Призыв к региональной чувствительности
Авторы подчёркивают: крупномасштабные модели дают общую карту, но не заменяют детальные региональные исследования. Европа крайне пёстра: острова, полуострова, равнины и горы имели разные демографии людей и различную фауну. Логичным следующим шагом становится синтез высокоточечной археологии, палеогенетики и геоархеологических данных, чтобы не только локализовать, где происходили изменения, но и понять механизмы — как именно и в какие периоды люди вносили коррективы в ландшафт.
Перспектива Warhial
Это исследование задаёт концептуальный разлом с далеко идущими последствиями: идея «дикой» Европы без вмешательства человека становится всё менее убедительной. Речь не об обвинениях или оправданиях, а о признании эмпирического факта: люди ещё до агрокультуры были экологическими силами. С журналистской точки зрения, эту перекалибровку следует использовать как инструмент политики, а не оправдание для регресса.

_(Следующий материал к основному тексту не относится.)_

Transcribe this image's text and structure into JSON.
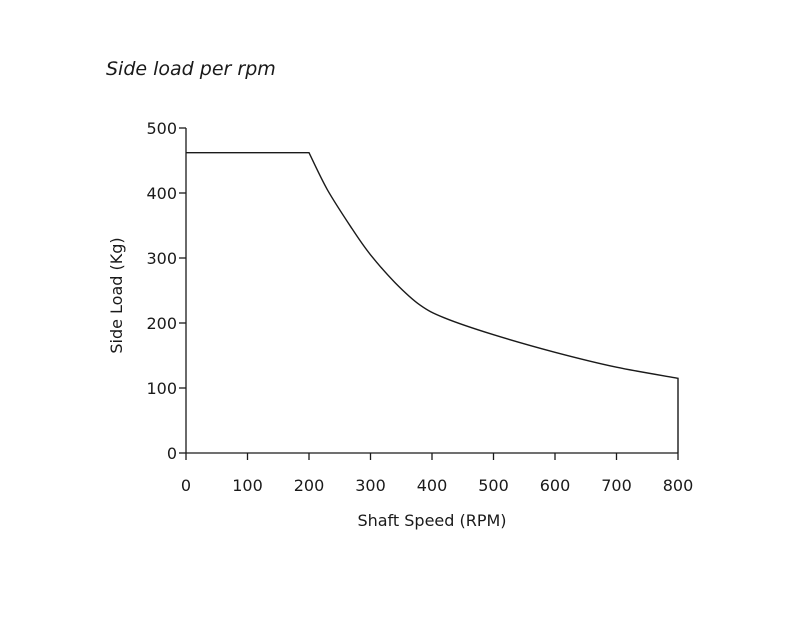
{
  "chart_data": {
    "type": "line",
    "title": "Side load per rpm",
    "xlabel": "Shaft Speed (RPM)",
    "ylabel": "Side Load (Kg)",
    "xlim": [
      0,
      800
    ],
    "ylim": [
      0,
      500
    ],
    "x_ticks": [
      0,
      100,
      200,
      300,
      400,
      500,
      600,
      700,
      800
    ],
    "y_ticks": [
      0,
      100,
      200,
      300,
      400,
      500
    ],
    "grid": false,
    "legend": "none",
    "line_color": "#1a1a1a",
    "series": [
      {
        "x": [
          0,
          195,
          200,
          230,
          270,
          300,
          340,
          380,
          420,
          500,
          600,
          700,
          800,
          800
        ],
        "y": [
          462,
          462,
          462,
          405,
          345,
          305,
          262,
          228,
          208,
          182,
          155,
          132,
          115,
          0
        ]
      }
    ]
  }
}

Моя прогнозная ставка: в ближайшие пять–пятнадцать лет мы увидим отражение этой смены парадигмы в практиках сохранения — больше интегрированного активного управления (предписанные пожары, контроль над численностью травоядных, стратегические реинтродукции), а также ожесточение этической дискуссии о том, кто и на каких основаниях решает, что такое «реставрация» ландшафта.
Остаются два предупреждения. Первое: наука не должна служить предлогом для нормализации любых вмешательств — не все трансформации устойчивы или этически оправданы. Второе: опасность публичной упрощённой интерпретации — лозунг «человек сделал всё» может использоваться, чтобы снять ответственность за современные потери биологического разнообразия. Warhial предвидит будущее, в котором сохранение станет плетением палеоэкологических знаний, прав местных сообществ и адаптивной экологической этики: цель не в поиске мифического «первоначального» состояния, а в построении жизнеспособных, резильентных и научно обоснованных ландшафтных моделей.